The parents of the murdered French student Celine Figard (right) will today dedicate a garden to her memory, in the village where he body was discovered. Celine, 19, was found dead in a lay-by, near Ombersley, Worcestershire, in January 1996.

She had gone missing while travelling from her home in France to spend Christmas with her cousin at a Hampshire hotel. She was last seen accepting a lift at a motorway service station.

Despite a massive nationwide search for the vehicle over the freezing New Year period, Celine was not found until her body was dumped by the roadside. She had been raped and bludgeoned to death. Lorry driver Stuart Morgan was later convicted of her murder and is serving a life sentence.

The teenager's father, Bernard, a farmer, and her mother, Martine, travelled from their home in France to attend Morgan's trial at Worcester Crown Court, listening to the evidence with the help of a police interpreter.

The garden, in the grounds of St Andrew's Parish Church in Ombersley, which has been paid for by the local community, was designed by a local garden centre with a spring-time theme, and will flower every February with white daffodils, narcissi and wild flowering bulbs.

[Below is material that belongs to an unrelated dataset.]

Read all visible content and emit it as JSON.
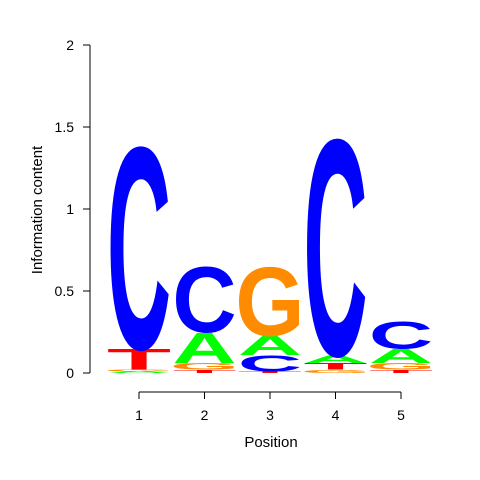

Many of the flowers and plants originate from France.

The man who led the investigation into Celine's murder, Chief Superintendent John McCammont, and the West Mercia Police Chief Constable, David Blakey, will also attend the ceremony.

Canon Peter Kerr, Rector of Ombersley, said: "The garden is visible and lasting evidence of the strong and insistent wish of the people of this county that Celine should not be forgotten.

"It is also a living expression of our hope that young people from both our countries should travel and return home safely."